Imagining worlds to help sleep

Leading on from the sheep example, general daydreaming (or perhaps nightdreaming is the better term?) can be a great way to help you calm down and unwind. Whether you choose to create a whole fantasy world with its own ongoing stories and characters, or simply imagine yourself in fun scenarios, engaging your imagination is a great game to play with yourself before you try and get that well-deserved rest.

Serial diverse imagining

One more great classic mind game to play is setting yourself a serial diverse imagining task. That can sound pretty heavy, so let’s break it down:

  1. Lie down and think of a random word. Ideally, pick something with 5 letters that is emotionally neutral.
  2. Starting with the first letter, think of a word that begins with that and visualise it.
  3. If you struggle to think of something or get bored with that image, move on to the next letter in the word.
  4. Repeat the process until you finish the word. Then, choose another and repeat again.

As an example, let’s use Dreams. The first letter, d, could include “dog”. Imagining different dogs in cute situations makes sense as a nice, calming image as we try to sleep. This method has been studied and documented a number of times, and a lot of people find it a great choice when they just can’t get their minds to stop racing.

Woman in black shirt sleeping in white bed with phone next to her Woman in black shirt sleeping in white bed with phone next to her

Modern sleep games

Now we’ve talked about the classic mind games we can play to help us sleep, it’s time to talk about the modern options. While screen time before bed can be a negative thing, it can also help us all sleep. We’ve talked before about how it can help teenagers, but let’s cast a wider net and give some good examples for us all to get a nice, calm night of rest.

Puzzle games

Many people already know that puzzles can help with stress relief and other cognitive functions, but they can also be a great way to disengage a mind after a long day. For sleep, it’s better to play games that veer away from time restraints, as these can add extra stress.
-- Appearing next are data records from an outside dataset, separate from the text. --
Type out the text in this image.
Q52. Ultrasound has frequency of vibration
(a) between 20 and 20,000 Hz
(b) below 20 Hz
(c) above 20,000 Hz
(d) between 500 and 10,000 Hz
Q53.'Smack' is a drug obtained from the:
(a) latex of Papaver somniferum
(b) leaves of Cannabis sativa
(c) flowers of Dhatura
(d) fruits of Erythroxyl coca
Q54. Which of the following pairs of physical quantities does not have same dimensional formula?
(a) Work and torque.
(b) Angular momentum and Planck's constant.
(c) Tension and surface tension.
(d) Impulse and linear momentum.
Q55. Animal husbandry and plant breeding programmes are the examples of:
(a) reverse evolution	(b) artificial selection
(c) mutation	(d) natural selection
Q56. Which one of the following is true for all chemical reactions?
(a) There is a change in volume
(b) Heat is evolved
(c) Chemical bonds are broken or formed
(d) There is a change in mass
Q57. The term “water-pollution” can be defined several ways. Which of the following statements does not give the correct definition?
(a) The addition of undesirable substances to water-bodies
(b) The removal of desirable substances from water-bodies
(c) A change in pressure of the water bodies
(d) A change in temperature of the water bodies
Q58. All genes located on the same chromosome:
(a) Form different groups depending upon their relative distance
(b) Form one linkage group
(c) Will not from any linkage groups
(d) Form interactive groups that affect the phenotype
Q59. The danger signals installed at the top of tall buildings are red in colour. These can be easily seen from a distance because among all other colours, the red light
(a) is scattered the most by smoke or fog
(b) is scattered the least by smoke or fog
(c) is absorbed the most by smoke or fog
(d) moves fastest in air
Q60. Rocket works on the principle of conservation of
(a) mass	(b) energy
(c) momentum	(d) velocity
While many people love games like Wordle or Tetris for this, one example that’s sprung into the limelight recently is Orizo. With a minimalist design and a simple but addictive gameplay loop, you can enter a flow state that can help you find your calm zen in today’s busy world.

Life simulation games

Having an evening routine can help us get to sleep much easier. That’s why life simulation games, or life sims for short, are often the go-to for those who struggle to sleep. It’s impossible to talk about calming games without mentioning this genre, and for many, it doesn’t get any better than the Animal Crossing series. With its timely release at the start of the pandemic, several studies have been done on the effect the game had on its player base at such a difficult time.
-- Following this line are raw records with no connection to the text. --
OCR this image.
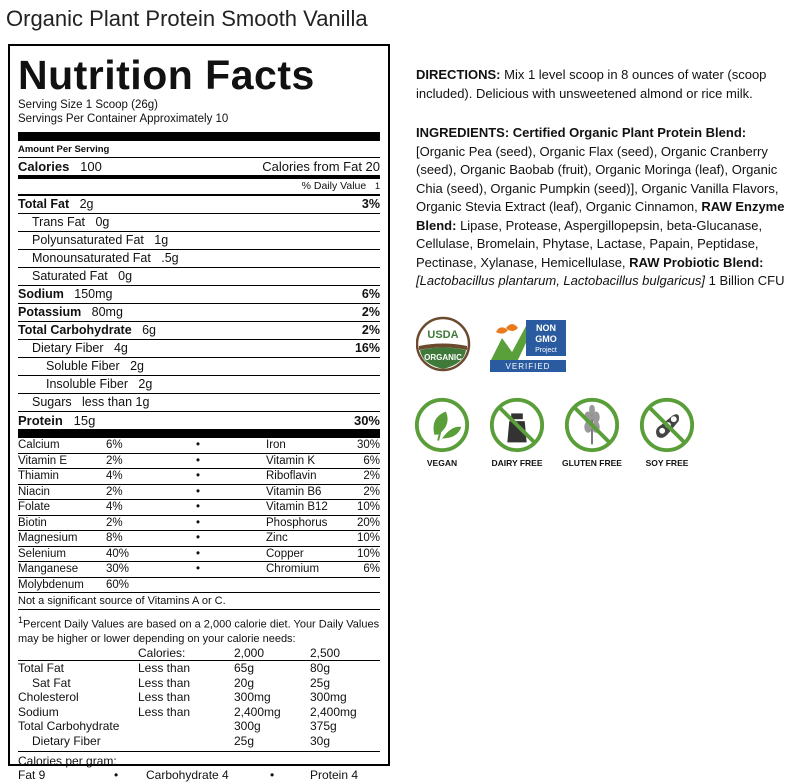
Organic Plant Protein Smooth Vanilla
Nutrition Facts
Serving Size 1 Scoop (26g)
Servings Per Container Approximately 10
Amount Per Serving
Calories 100	Calories from Fat 20
% Daily Value
1
Total Fat 2g	3%
Trans Fat 0g
Polyunsaturated Fat 1g
Monounsaturated Fat .5g
Saturated Fat 0g
Sodium 150mg	6%
Potassium 80mg	2%
Total Carbohydrate 6g	2%
Dietary Fiber 4g	16%
Soluble Fiber 2g
Insoluble Fiber 2g
Sugars less than 1g
Protein 15g	30%
Calcium	6%	•	Iron	30%
Vitamin E	2%	•	Vitamin K	6%
Thiamin	4%	•	Riboflavin	2%
Niacin	2%	•	Vitamin B6	2%
Folate	4%	•	Vitamin B12	10%
Biotin	2%	•	Phosphorus	20%
Magnesium	8%	•	Zinc	10%
Selenium	40%	•	Copper	10%
Manganese	30%	•	Chromium	6%
Molybdenum	60%			
Not a significant source of Vitamins A or C.
$^1$Percent Daily Values are based on a 2,000 calorie diet. Your Daily Values may be higher or lower depending on your calorie needs:
	Calories:	2,000	2,500
Total Fat	Less than	65g	80g
Sat Fat	Less than	20g	25g
Cholesterol	Less than	300mg	300mg
Sodium	Less than	2,400mg	2,400mg
Total Carbohydrate		300g	375g
Dietary Fiber		25g	30g
Calories per gram:
Fat 9	•	Carbohydrate 4	•	Protein 4

DIRECTIONS: Mix 1 level scoop in 8 ounces of water (scoop included). Delicious with unsweetened almond or rice milk.

INGREDIENTS: Certified Organic Plant Protein Blend: [Organic Pea (seed), Organic Flax (seed), Organic Cranberry (seed), Organic Baobab (fruit), Organic Moringa (leaf), Organic Chia (seed), Organic Pumpkin (seed)], Organic Vanilla Flavors, Organic Stevia Extract (leaf), Organic Cinnamon, RAW Enzyme Blend: Lipase, Protease, Aspergillopepsin, beta-Glucanase, Cellulase, Bromelain, Phytase, Lactase, Papain, Peptidase, Pectinase, Xylanase, Hemicellulase, RAW Probiotic Blend: [Lactobacillus plantarum, Lactobacillus bulgaricus] 1 Billion CFU

USDA
ORGANIC
NON
GMO
Project
VERIFIED
VEGAN	DAIRY FREE GLUTEN FREE	SOY FREE
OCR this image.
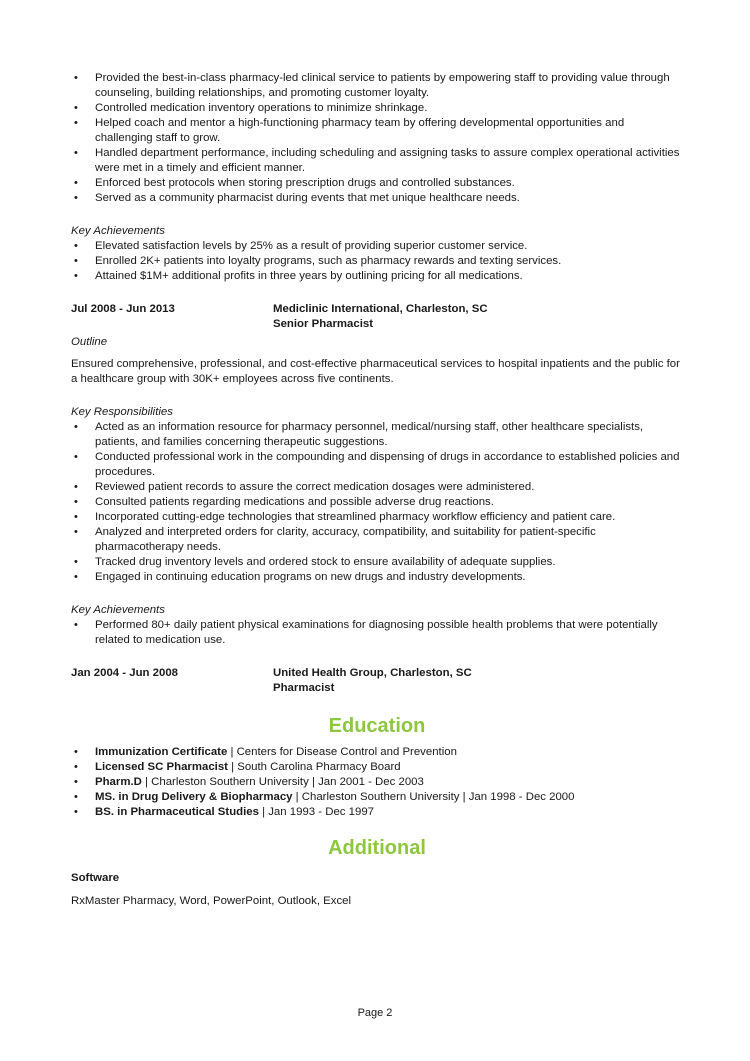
• Provided the best-in-class pharmacy-led clinical service to patients by empowering staff to providing value through counseling, building relationships, and promoting customer loyalty.
• Controlled medication inventory operations to minimize shrinkage.
• Helped coach and mentor a high-functioning pharmacy team by offering developmental opportunities and challenging staff to grow.
• Handled department performance, including scheduling and assigning tasks to assure complex operational activities were met in a timely and efficient manner.
• Enforced best protocols when storing prescription drugs and controlled substances.
• Served as a community pharmacist during events that met unique healthcare needs.

Key Achievements

• Elevated satisfaction levels by 25% as a result of providing superior customer service.
• Enrolled 2K+ patients into loyalty programs, such as pharmacy rewards and texting services.
• Attained $1M+ additional profits in three years by outlining pricing for all medications.
Jul 2008 - Jun 2013	Mediclinic International, Charleston, SC
Senior Pharmacist

Outline

Ensured comprehensive, professional, and cost-effective pharmaceutical services to hospital inpatients and the public for a healthcare group with 30K+ employees across five continents.

Key Responsibilities

• Acted as an information resource for pharmacy personnel, medical/nursing staff, other healthcare specialists, patients, and families concerning therapeutic suggestions.
• Conducted professional work in the compounding and dispensing of drugs in accordance to established policies and procedures.
• Reviewed patient records to assure the correct medication dosages were administered.
• Consulted patients regarding medications and possible adverse drug reactions.
• Incorporated cutting-edge technologies that streamlined pharmacy workflow efficiency and patient care.
• Analyzed and interpreted orders for clarity, accuracy, compatibility, and suitability for patient-specific pharmacotherapy needs.
• Tracked drug inventory levels and ordered stock to ensure availability of adequate supplies.
• Engaged in continuing education programs on new drugs and industry developments.

Key Achievements

• Performed 80+ daily patient physical examinations for diagnosing possible health problems that were potentially related to medication use.
Jan 2004 - Jun 2008	United Health Group, Charleston, SC
Pharmacist
Education
• Immunization Certificate | Centers for Disease Control and Prevention
• Licensed SC Pharmacist | South Carolina Pharmacy Board
• Pharm.D | Charleston Southern University | Jan 2001 - Dec 2003
• MS. in Drug Delivery & Biopharmacy | Charleston Southern University | Jan 1998 - Dec 2000
• BS. in Pharmaceutical Studies | Jan 1993 - Dec 1997
Additional

Software

RxMaster Pharmacy, Word, PowerPoint, Outlook, Excel

Page 2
One study found that video games can satisfy basic psychological needs, and Animal Crossing: New Horizons is the prime example used in its analysis.
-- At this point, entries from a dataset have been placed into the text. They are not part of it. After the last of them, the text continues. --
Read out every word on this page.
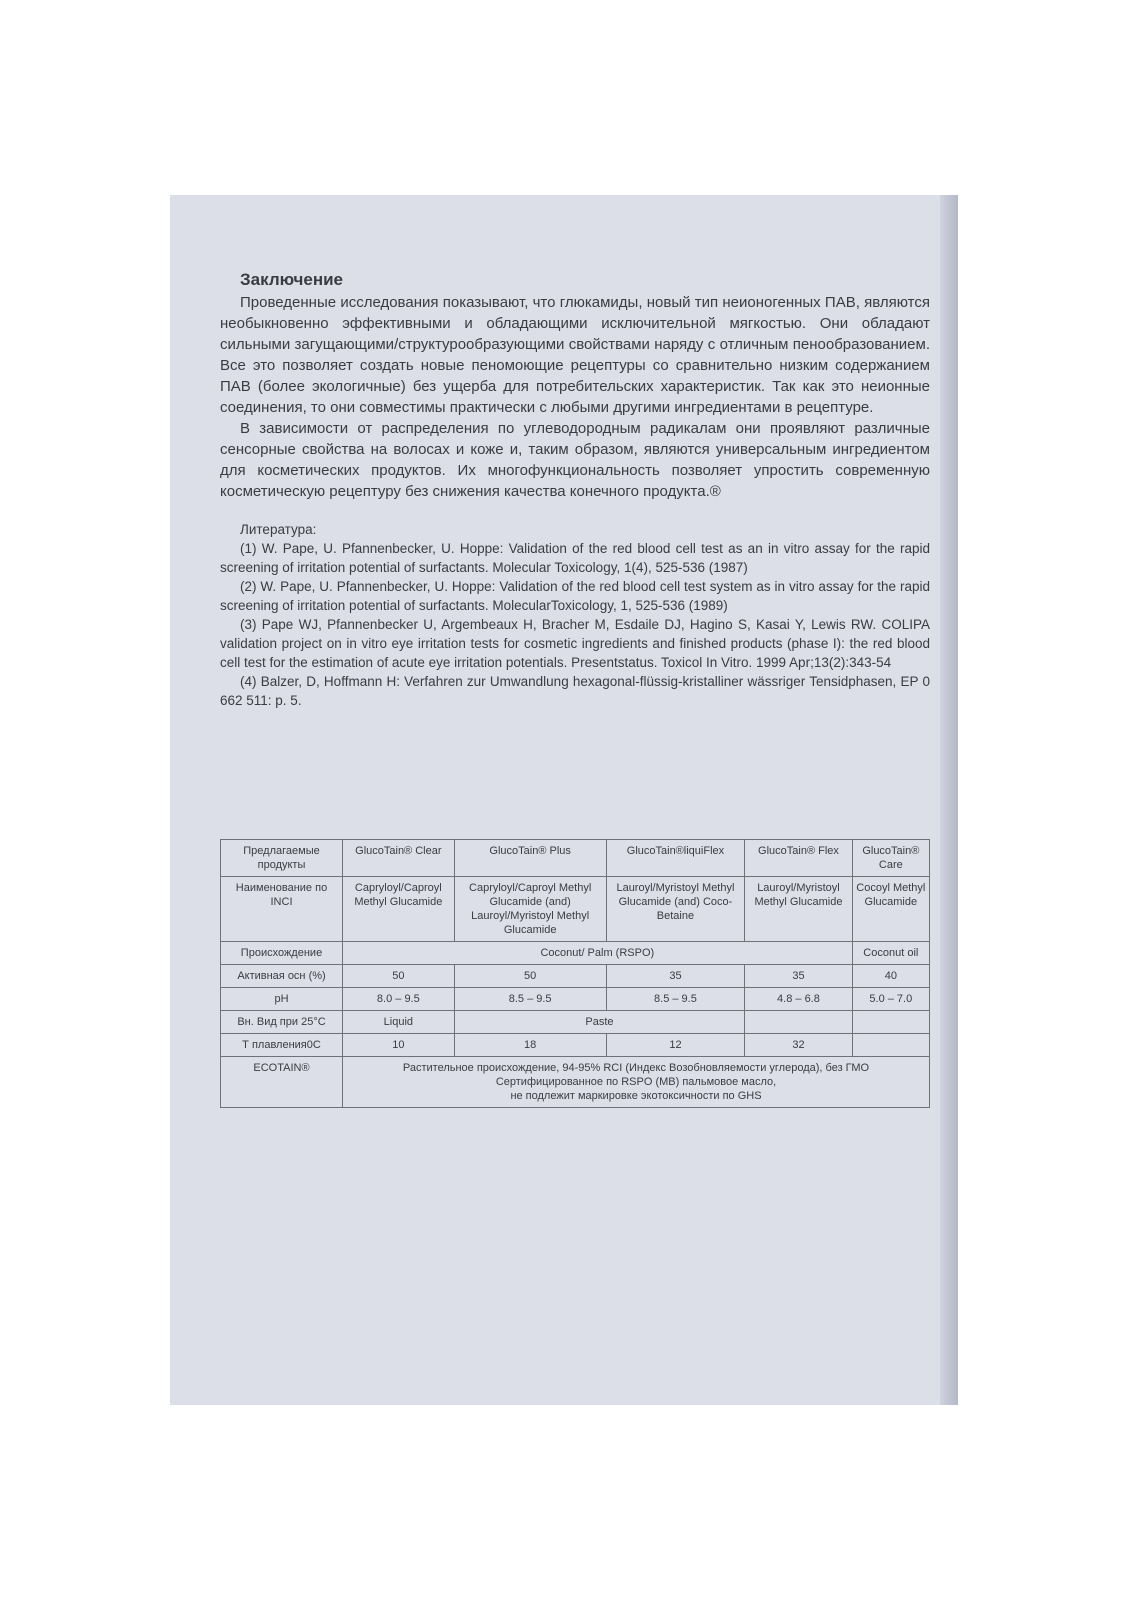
Заключение

Проведенные исследования показывают, что глюкамиды, новый тип неионогенных ПАВ, являются необыкновенно эффективными и обладающими исключительной мягкостью. Они обладают сильными загущающими/структурообразующими свойствами наряду с отличным пенообразованием. Все это позволяет создать новые пеномоющие рецептуры со сравнительно низким содержанием ПАВ (более экологичные) без ущерба для потребительских характеристик. Так как это неионные соединения, то они совместимы практически с любыми другими ингредиентами в рецептуре.

В зависимости от распределения по углеводородным радикалам они проявляют различные сенсорные свойства на волосах и коже и, таким образом, являются универсальным ингредиентом для косметических продуктов. Их многофункциональность позволяет упростить современную косметическую рецептуру без снижения качества конечного продукта.®

Литература:

(1) W. Pape, U. Pfannenbecker, U. Hoppe: Validation of the red blood cell test as an in vitro assay for the rapid screening of irritation potential of surfactants. Molecular Toxicology, 1(4), 525-536 (1987)

(2) W. Pape, U. Pfannenbecker, U. Hoppe: Validation of the red blood cell test system as in vitro assay for the rapid screening of irritation potential of surfactants. MolecularToxicology, 1, 525-536 (1989)

(3) Pape WJ, Pfannenbecker U, Argembeaux H, Bracher M, Esdaile DJ, Hagino S, Kasai Y, Lewis RW. COLIPA validation project on in vitro eye irritation tests for cosmetic ingredients and finished products (phase I): the red blood cell test for the estimation of acute eye irritation potentials. Presentstatus. Toxicol In Vitro. 1999 Apr;13(2):343-54

(4) Balzer, D, Hoffmann H: Verfahren zur Umwandlung hexagonal-flüssig-kristalliner wässriger Tensidphasen, EP 0 662 511: p. 5.

Предлагаемые продукты	GlucoTain® Clear	GlucoTain® Plus	GlucoTain®liquiFlex	GlucoTain® Flex	GlucoTain® Care
Наименование по INCI	Capryloyl/Caproyl Methyl Glucamide	Capryloyl/Caproyl Methyl Glucamide (and) Lauroyl/Myristoyl Methyl Glucamide	Lauroyl/Myristoyl Methyl Glucamide (and) Coco-Betaine	Lauroyl/Myristoyl Methyl Glucamide	Cocoyl Methyl Glucamide
Происхождение	Coconut/ Palm (RSPO)				Coconut oil
Активная осн (%)	50	50	35	35	40
pH	8.0 – 9.5	8.5 – 9.5	8.5 – 9.5	4.8 – 6.8	5.0 – 7.0
Вн. Вид при 25°C	Liquid	Paste			
Т плавления0С	10	18	12	32	
ECOTAIN®	Растительное происхождение, 94-95% RCI (Индекс Возобновляемости углерода), без ГМО
Сертифицированное по RSPO (MB) пальмовое масло,
не подлежит маркировке экотоксичности по GHS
While there are many goals players can work towards, Animal Crossing features an incredibly open-ended approach to its gameplay loop. You can choose to do nearly anything in the game in any order you want, with no consequences if you don’t make a payment for your house on time. Many players find themselves making beautiful island towns, while others enjoy gathering collectables like fish and insects.

Farming sims

Perhaps one of the cosiest kinds of games out there, farming simulation games have long been known by gamers to be a great way to wind down after a busy day. Stardew Valley is the go-to example, with its repetitious routine and fun excursions, settling into a rural town and creating a farm entirely of your own making.

Fun fact: Stardew Valley also features a comprehensive sleeping mechanic, where getting to bed earlier helps your character have more energy the next day. This can help people struggling with conceptualising a good night’s sleep improve their habits.

With a low-pressure gameplay loop (you can even let your crops die with no game-ending consequences) and the freedom to interact with the community at will, many people love doing a month’s work in-game before they tuck into bed.